Honoring the men and women who died while serving in the U.S. military dates back to shortly after the Civil War. During this time, various towns and cities paid spring tributes to fallen soldiers. In 1968, General John A. Logan called for Decoration Day which would be a nationwide day of remembrance for those who had fallen during the Civil War. Decoration Day evolved to include honoring those who had served during all of our wars. In 1971, it became an official federal holiday and was renamed Memorial Day. Our Memorial Day traditions vary from visiting the resting place of our heroes, parades, picnics and a National Moment of Remembrance at 3:00pm local time.
Many of our veterans now struggle from either service-connected disabilities or nonservice connected disabilities. Although most of them are aware that they could be entitled to compensation for service-connected disabilities, many are not aware of the nonservice connected pension they (or their dependents and surviving spouses) may qualify for. This basic pension is called the Improved Pension, with additional benefits for those who are homebound or who qualify for aid and attendance benefits.

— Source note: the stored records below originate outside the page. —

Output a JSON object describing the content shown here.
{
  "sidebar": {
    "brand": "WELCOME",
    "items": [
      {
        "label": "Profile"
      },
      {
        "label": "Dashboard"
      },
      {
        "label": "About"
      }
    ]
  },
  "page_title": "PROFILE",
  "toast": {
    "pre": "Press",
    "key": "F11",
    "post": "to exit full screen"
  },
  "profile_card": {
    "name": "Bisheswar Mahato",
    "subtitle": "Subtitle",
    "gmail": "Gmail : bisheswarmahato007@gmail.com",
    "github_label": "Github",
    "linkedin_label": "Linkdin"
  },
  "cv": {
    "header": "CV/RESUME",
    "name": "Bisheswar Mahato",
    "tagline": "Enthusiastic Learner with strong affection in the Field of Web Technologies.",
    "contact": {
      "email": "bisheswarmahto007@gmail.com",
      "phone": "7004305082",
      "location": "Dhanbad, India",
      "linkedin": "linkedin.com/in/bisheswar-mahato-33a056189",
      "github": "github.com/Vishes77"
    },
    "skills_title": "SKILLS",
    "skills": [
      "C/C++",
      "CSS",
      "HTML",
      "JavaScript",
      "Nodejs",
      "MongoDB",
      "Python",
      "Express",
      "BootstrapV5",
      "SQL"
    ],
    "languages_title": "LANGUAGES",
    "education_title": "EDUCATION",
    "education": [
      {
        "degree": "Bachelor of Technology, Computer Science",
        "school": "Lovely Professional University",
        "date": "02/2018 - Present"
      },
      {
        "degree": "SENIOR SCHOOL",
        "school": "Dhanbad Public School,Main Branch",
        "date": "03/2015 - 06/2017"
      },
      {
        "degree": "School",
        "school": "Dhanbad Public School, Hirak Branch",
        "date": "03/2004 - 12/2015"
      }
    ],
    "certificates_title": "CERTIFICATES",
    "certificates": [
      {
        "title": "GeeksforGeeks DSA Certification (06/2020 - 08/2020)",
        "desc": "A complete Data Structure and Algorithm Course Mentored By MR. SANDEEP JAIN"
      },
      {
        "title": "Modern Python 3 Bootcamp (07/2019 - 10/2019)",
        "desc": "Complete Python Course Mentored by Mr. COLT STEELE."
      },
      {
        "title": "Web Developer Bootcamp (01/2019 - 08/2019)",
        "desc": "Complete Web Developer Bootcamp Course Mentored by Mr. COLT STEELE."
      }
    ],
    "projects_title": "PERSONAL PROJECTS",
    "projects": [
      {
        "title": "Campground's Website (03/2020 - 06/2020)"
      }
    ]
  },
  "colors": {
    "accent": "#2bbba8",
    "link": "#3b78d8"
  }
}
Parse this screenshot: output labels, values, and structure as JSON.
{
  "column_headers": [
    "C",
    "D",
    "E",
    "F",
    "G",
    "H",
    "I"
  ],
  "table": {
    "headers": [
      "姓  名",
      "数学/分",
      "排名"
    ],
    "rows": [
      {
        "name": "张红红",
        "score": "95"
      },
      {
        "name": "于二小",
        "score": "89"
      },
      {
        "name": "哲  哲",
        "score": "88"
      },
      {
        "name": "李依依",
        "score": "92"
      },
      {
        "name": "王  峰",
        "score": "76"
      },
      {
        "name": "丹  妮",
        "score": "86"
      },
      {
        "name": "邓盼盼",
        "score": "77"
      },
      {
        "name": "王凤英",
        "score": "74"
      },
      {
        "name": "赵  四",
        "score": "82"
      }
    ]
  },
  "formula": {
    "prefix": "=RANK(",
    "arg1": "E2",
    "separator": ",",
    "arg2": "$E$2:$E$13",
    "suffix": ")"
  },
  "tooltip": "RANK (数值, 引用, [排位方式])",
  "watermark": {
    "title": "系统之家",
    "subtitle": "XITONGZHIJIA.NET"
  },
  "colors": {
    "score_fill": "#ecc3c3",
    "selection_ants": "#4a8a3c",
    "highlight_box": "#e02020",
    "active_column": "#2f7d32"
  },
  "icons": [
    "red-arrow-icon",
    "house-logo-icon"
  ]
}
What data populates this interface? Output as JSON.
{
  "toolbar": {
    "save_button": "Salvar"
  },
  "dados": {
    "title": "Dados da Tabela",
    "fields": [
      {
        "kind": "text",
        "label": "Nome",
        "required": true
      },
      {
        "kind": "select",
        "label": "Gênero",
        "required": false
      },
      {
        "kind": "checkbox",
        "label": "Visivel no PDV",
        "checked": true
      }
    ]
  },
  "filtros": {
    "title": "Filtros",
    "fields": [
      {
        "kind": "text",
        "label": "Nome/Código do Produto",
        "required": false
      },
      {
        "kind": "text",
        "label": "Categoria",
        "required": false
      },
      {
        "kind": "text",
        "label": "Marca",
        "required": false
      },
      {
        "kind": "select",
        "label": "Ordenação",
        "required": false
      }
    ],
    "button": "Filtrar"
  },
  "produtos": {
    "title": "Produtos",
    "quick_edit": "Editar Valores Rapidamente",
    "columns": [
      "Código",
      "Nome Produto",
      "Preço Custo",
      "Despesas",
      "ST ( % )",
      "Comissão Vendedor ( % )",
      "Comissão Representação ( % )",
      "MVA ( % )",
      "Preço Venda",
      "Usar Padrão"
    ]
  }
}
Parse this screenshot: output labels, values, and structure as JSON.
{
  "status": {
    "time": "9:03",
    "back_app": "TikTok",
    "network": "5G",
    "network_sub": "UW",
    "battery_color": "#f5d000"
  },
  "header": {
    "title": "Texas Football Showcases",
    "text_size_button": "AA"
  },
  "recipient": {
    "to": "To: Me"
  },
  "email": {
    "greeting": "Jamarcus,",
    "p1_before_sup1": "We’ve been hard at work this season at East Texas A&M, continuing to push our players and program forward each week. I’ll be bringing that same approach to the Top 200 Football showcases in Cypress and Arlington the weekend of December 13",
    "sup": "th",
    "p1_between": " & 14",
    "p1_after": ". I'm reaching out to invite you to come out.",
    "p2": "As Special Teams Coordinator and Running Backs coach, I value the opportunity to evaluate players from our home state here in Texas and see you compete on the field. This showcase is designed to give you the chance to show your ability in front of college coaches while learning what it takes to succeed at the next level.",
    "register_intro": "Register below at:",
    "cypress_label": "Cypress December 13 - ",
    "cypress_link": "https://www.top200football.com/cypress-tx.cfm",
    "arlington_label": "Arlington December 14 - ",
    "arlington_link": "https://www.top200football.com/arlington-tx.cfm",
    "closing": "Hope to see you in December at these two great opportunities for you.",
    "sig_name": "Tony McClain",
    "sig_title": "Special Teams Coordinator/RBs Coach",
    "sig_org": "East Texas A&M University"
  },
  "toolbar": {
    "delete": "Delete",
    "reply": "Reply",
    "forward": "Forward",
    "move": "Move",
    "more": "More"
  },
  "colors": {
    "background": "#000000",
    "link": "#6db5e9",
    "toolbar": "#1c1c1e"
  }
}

The Improved Pension rates vary depending on a variety of factors, but generally a veteran without any dependents may qualify for over $18,000 per year. If that same veteran also qualified for the aid and attendance benefit, they may qualify for over $23,000 per year. While the amounts for an un-remarried surviving spouse are less, they are still significant. For the basic pension an un-remarried surviving spouse may qualify for over $9,000 per year and with the Aid and Attendance Benefit, they may qualify for over $14,000 per year.
Sometimes veterans and their spouses are hesitant to apply for this pension because they “are not in the VA system” or they have previously been denied other benefits, but many veterans who have never qualified for other VA benefits qualify for this benefit. Although the qualifications for this pension can be confusing, generally a veteran should qualify if they served active duty during wartime, did not have a dishonorable discharge, is either permanently and totally disabled or is at least 65 years old, and meets certain financial requirements. For a surviving spouse to qualify, that spouse must have been married to the wartime veteran at the time of the veteran’s death and not have remarried.
For those applicants who plan ahead, the financial requirements may be an easy obstacle to surmount. This type of planning is typically done with the assistance of your estate or elder law attorney. Fortunately, this type of planning dovetails with the typical planning a person should consider as they age to protect assets from the high costs of long-term care. For example, all adults, especially those having health issues, should have updated estate planning documents including a financial power of attorney. Powers of attorney are valuable tools when a person has mental or physical issues and needs assistance with paying bills and managing assets. For some, a trust may be used to move assets out of the applicant’s estate in preparation for a future VA or Medicaid application.
An eligible beneficiary may apply by calling the VA, completing VA Form 21-526 (which may be found on the VA website), through their local veterans’ organization, or by working with an accredited VA attorney.
This Memorial Day, thank the veterans in your life and make sure they are aware of this valuable benefit, it may provide the additional income to allow that veteran to pay for additional care in their home or applied towards the cost of a facility.